The methods based on the incremental model that were presented in this paper, have not been evaluated over large volumes of data. These methods store instances after the learning process. Taking into account the characteristics of the scenarios described above, its performance could be affected due to the high number of instances and features. Also, the incremental model lacks the data preprocessing stage, which could affect the amount and complexity of the rules.
Focusing on the general classification rule-based model for malicious activities detection presented above, six problems were detected. Two of them related to the data preprocessing and four related to the rules generation.
Problems with data preprocessing:
In some cases it is not performed, ignoring the data dimensionality and the high number of instances (Affects the efficiency of the model.). In cases where the data preprocessing is applied, the high number of instances in the training collection is ignored (Affects the efficiency of the model.).
Problems with rule generation:
High number of rules (Affects the efficiency of the model and QoS.). Rules with irrelevant conditions (Affects the effectiveness of the model.). Inconsistency between rules in some cases (Affects the effectiveness of the model and QoS.). Existing rules can not be automatically modified in some cases (Affects the effectiveness of the model.).
Malicious activities detection recently became a popular topic of research. Rule-based models are reported as one of the most used for detecting events associated to malicious activities in the shortest time possible. In this paper, several classification rules-based models for malicious activities detection were analyzed. In order to achieve greater effectiveness in malicious activities detection, such models must be able to handle problems related to the data dimensionality and concept drift. In addition, a model should not reduce the QoS level established by the entity where it will be deployed.
It would be interesting to perform a comparison of the presented methods on different data sets.
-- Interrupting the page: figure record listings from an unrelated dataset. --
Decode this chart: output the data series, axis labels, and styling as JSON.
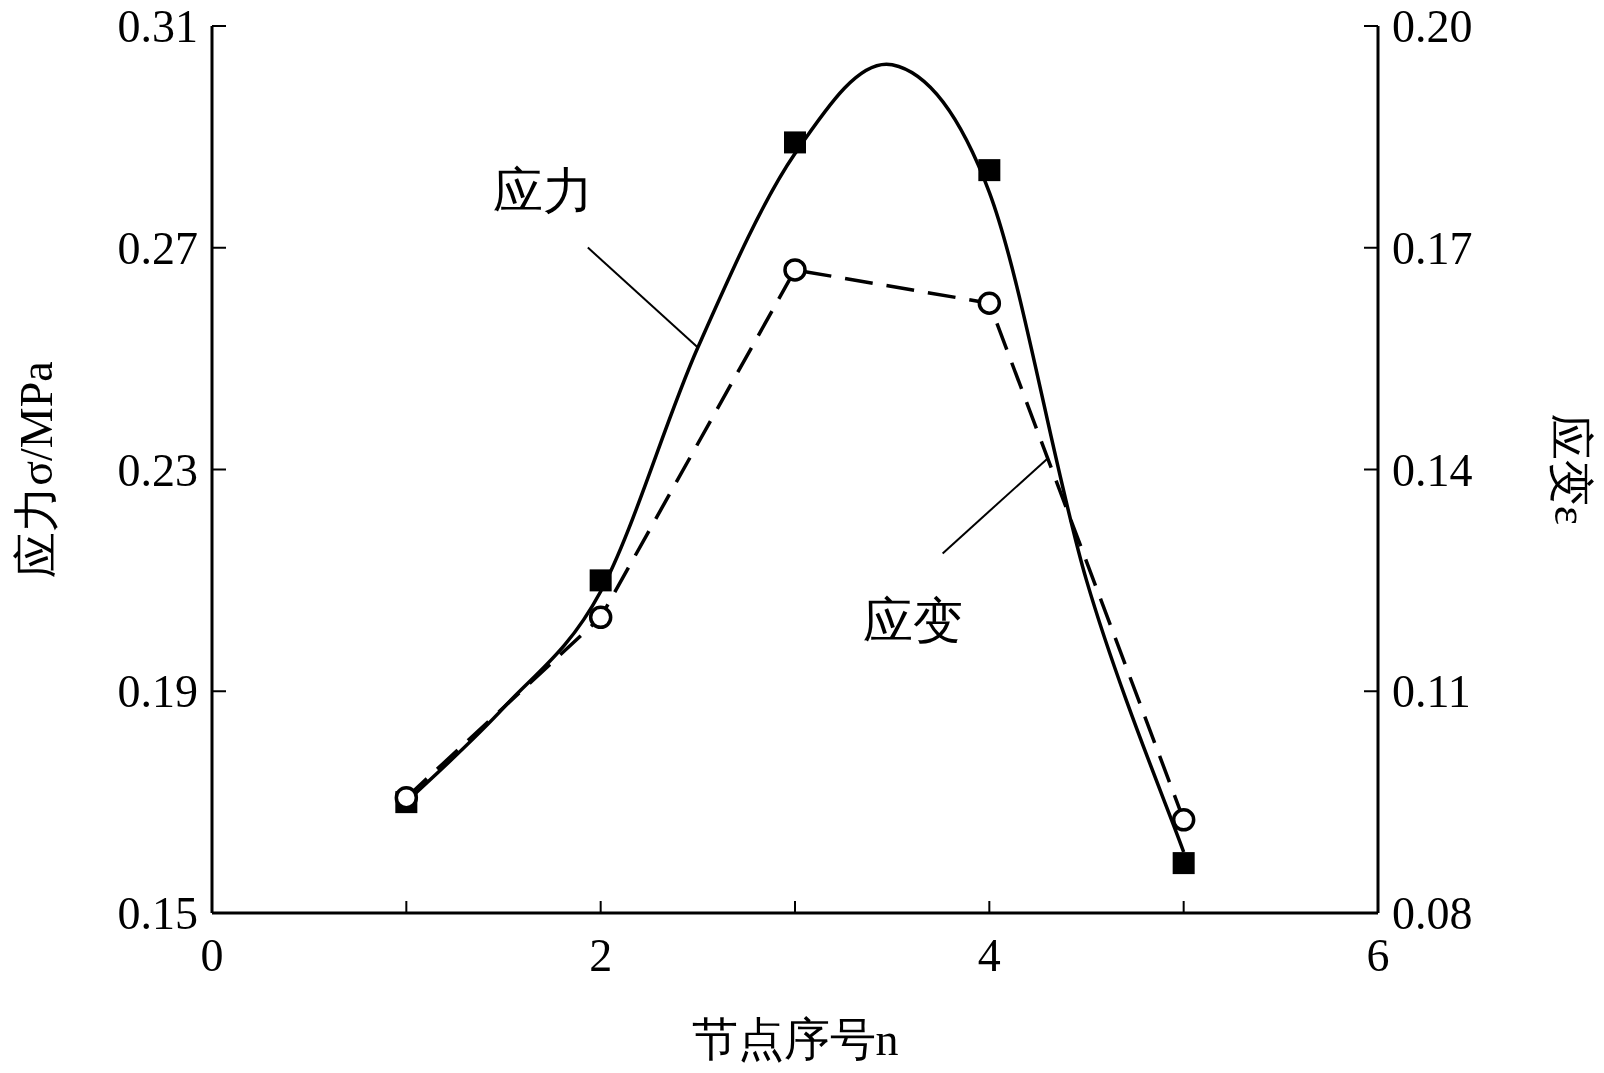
{
  "chart_data": {
    "type": "line",
    "xlabel": "节点序号n",
    "ylabel": "应力σ/MPa",
    "y2label": "应变ε",
    "xlim": [
      0,
      6
    ],
    "xticks": [
      0,
      {
        "value": 1,
        "label": null
      },
      2,
      {
        "value": 3,
        "label": null
      },
      4,
      {
        "value": 5,
        "label": null
      },
      6
    ],
    "ylim": [
      0.15,
      0.31
    ],
    "yticks": [
      0.15,
      0.19,
      0.23,
      0.27,
      0.31
    ],
    "y2lim": [
      0.08,
      0.2
    ],
    "y2ticks": [
      0.08,
      0.11,
      0.14,
      0.17,
      {
        "value": 0.2,
        "label": "0.20"
      }
    ],
    "grid": false,
    "annotations": [
      {
        "text": "应力",
        "x": 2.5,
        "y": 0.252
      },
      {
        "text": "应变",
        "x": 4.3,
        "y": 0.232
      }
    ],
    "series": [
      {
        "type": "scatter",
        "marker": "square",
        "color": "#000000",
        "x": [
          1,
          2,
          3,
          4,
          5
        ],
        "values": [
          0.17,
          0.21,
          0.289,
          0.284,
          0.159
        ]
      },
      {
        "marker": "none",
        "line_style": "solid",
        "color": "#000000",
        "x": [
          1,
          1.5,
          2,
          2.5,
          3,
          3.5,
          4,
          4.5,
          5
        ],
        "values": [
          0.17,
          0.187,
          0.208,
          0.252,
          0.287,
          0.303,
          0.28,
          0.21,
          0.161
        ]
      },
      {
        "axis": "y2",
        "marker": "circle",
        "line_style": "dashed",
        "color": "#000000",
        "x": [
          1,
          2,
          3,
          4,
          5
        ],
        "values": [
          0.0956,
          0.12,
          0.167,
          0.1625,
          0.0926
        ]
      }
    ]
  }
}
Unfortunately, their implementations are not publicly available. In addition, some of the data sets used are not publicly available, which is due to privacy reasons and legal limitations. This fact makes it difficult a comparison between the achieved results by different methods.
Some problems identified during the models analysis, indicate that both, their effectiveness and QoS may be affected. Those problems can be addressed in future research for proposing new solutions, designed to make the malicious activities detection more effective task.